My friend Sue recommended a book called The Eyre Affair by Jasper Fforde, and I read it. It is the first in a series of detective novels featuring a character named Thursday Next who investigates literature-related crime in a 1985 parallel to ours: enough like our culture to be familiar, but containing some fun differences, like the continued use of airships for long-distance travel. The Crimean War has also been going on continuously since 1853, and literature is the passionate center of British culture, so much so that riots break out over questions like, "Did Christopher Marlowe actually write the plays of Shakespeare?" Also, in Next's world, Jane Eyre ends with Jane heading out to do missionary work with her cousin St. John. In order to capture the bad guy, our heroine must follow him into Bronte's novel through an invention called the Prose Portal, and while she's there she manages to bring Jane and Mr. Rochester together, to the delight of book-lovers everywhere (with the exception of the highly conservative Bronte Society, but too bad for them).
Sounds fun. And it was fun--a little. The book wasn't as funny as it meant to be. I recognized attempts at humor which were sadly unfunny. I don't know that I would have bothered with the second book in the series, Lost in a Good Book, except that I had placed a hold on it at my library and it was already waiting for me at the circulation desk. Lost in a Good Book is much better than the first novel in the series. Fforde seems to have a better understanding of his world, and what it means that people can move in and out of books. I was troubled through the first book by a sense of the magical elements lacking internal consistency, and that is less true in the second novel. The jokes hit their targets more often, as well. I am especially fond of his Cheshire Cat, who has a new name following some political redistricting: "The Unitary Authority of Warrington Cat." I also like the Church of the Global Standard Deity.

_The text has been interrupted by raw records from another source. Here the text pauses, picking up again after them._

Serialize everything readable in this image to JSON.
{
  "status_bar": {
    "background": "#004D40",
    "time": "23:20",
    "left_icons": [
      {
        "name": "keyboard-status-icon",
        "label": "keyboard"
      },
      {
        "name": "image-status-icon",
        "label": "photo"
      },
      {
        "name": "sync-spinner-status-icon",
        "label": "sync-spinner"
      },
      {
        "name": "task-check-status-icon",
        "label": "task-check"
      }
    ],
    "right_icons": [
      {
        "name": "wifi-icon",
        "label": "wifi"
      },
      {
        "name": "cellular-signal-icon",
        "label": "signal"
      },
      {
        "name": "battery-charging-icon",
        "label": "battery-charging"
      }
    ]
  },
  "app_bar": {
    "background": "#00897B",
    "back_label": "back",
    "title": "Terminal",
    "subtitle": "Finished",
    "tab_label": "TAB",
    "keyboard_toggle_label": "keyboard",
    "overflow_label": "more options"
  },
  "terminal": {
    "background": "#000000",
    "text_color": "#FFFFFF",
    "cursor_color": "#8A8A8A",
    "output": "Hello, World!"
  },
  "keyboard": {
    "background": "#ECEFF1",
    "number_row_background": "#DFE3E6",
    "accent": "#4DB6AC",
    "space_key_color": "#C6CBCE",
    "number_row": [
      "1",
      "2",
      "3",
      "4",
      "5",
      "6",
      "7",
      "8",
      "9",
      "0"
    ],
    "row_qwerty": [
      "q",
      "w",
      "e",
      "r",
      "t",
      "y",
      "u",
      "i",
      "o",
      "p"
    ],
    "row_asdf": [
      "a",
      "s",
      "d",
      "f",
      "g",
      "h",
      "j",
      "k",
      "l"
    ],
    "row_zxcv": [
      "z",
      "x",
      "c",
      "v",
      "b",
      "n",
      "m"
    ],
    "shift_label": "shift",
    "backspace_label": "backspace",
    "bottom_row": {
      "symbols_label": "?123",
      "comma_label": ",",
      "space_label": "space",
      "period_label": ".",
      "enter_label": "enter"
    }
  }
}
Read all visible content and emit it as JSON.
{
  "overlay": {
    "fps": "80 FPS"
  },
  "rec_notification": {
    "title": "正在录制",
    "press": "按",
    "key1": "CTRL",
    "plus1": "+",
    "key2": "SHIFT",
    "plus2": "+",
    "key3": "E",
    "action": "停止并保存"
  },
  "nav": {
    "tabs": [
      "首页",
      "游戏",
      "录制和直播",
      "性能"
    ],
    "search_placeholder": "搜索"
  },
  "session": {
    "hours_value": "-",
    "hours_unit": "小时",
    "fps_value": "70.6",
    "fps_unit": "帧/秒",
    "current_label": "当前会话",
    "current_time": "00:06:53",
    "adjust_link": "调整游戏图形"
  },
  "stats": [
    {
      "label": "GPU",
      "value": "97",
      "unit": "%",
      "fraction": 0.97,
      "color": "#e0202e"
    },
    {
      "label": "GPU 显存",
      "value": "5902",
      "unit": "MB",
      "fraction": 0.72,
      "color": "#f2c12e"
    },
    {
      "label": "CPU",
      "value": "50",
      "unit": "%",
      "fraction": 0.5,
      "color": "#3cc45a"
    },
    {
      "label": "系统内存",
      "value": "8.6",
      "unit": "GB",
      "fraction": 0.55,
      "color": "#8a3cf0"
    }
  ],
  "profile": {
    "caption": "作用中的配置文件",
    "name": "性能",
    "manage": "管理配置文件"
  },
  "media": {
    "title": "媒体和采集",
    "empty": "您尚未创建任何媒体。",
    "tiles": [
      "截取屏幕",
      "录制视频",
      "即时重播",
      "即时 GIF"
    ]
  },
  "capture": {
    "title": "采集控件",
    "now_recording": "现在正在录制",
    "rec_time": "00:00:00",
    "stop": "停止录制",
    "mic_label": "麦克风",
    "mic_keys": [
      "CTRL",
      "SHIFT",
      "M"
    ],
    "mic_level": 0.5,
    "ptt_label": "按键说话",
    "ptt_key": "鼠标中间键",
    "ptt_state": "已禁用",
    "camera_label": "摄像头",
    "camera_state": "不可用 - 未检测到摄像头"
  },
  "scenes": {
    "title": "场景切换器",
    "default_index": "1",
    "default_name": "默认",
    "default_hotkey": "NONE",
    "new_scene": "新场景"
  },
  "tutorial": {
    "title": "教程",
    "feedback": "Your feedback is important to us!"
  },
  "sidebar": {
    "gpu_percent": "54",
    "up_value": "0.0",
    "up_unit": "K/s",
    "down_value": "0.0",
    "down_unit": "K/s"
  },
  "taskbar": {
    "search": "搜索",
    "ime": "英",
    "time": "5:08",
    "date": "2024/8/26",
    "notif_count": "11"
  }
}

The second novel is less intricately plotted: Thursday Next has four problems to deal with in Lost, and as I read I waited for them to start connecting up. But they didn't: four problems, three separate solutions (and one left unsolved to pull readers into Novel Number Three, The Well of Lost Plots, due in Spring 2004. Readers who like mystery novels that pull all their plot threads together into a satisfying conclusion will be disappointed, but putting less energy into plotting let Fforde put more into character and episode, and it makes for a much more enjoyable read.
Reading a series that so far consists of only two books made me curious about one-book series. There must be a great many mystery novels out there that claim to be "A So-and-So Mystery," but which are in fact "The So-and-So Mystery." It takes some nerve, I imagine, to not only write a novel but to write a novel with the expectation that it will be only the first of many in a highly lucrative series. So sad when it doesn't work out that way.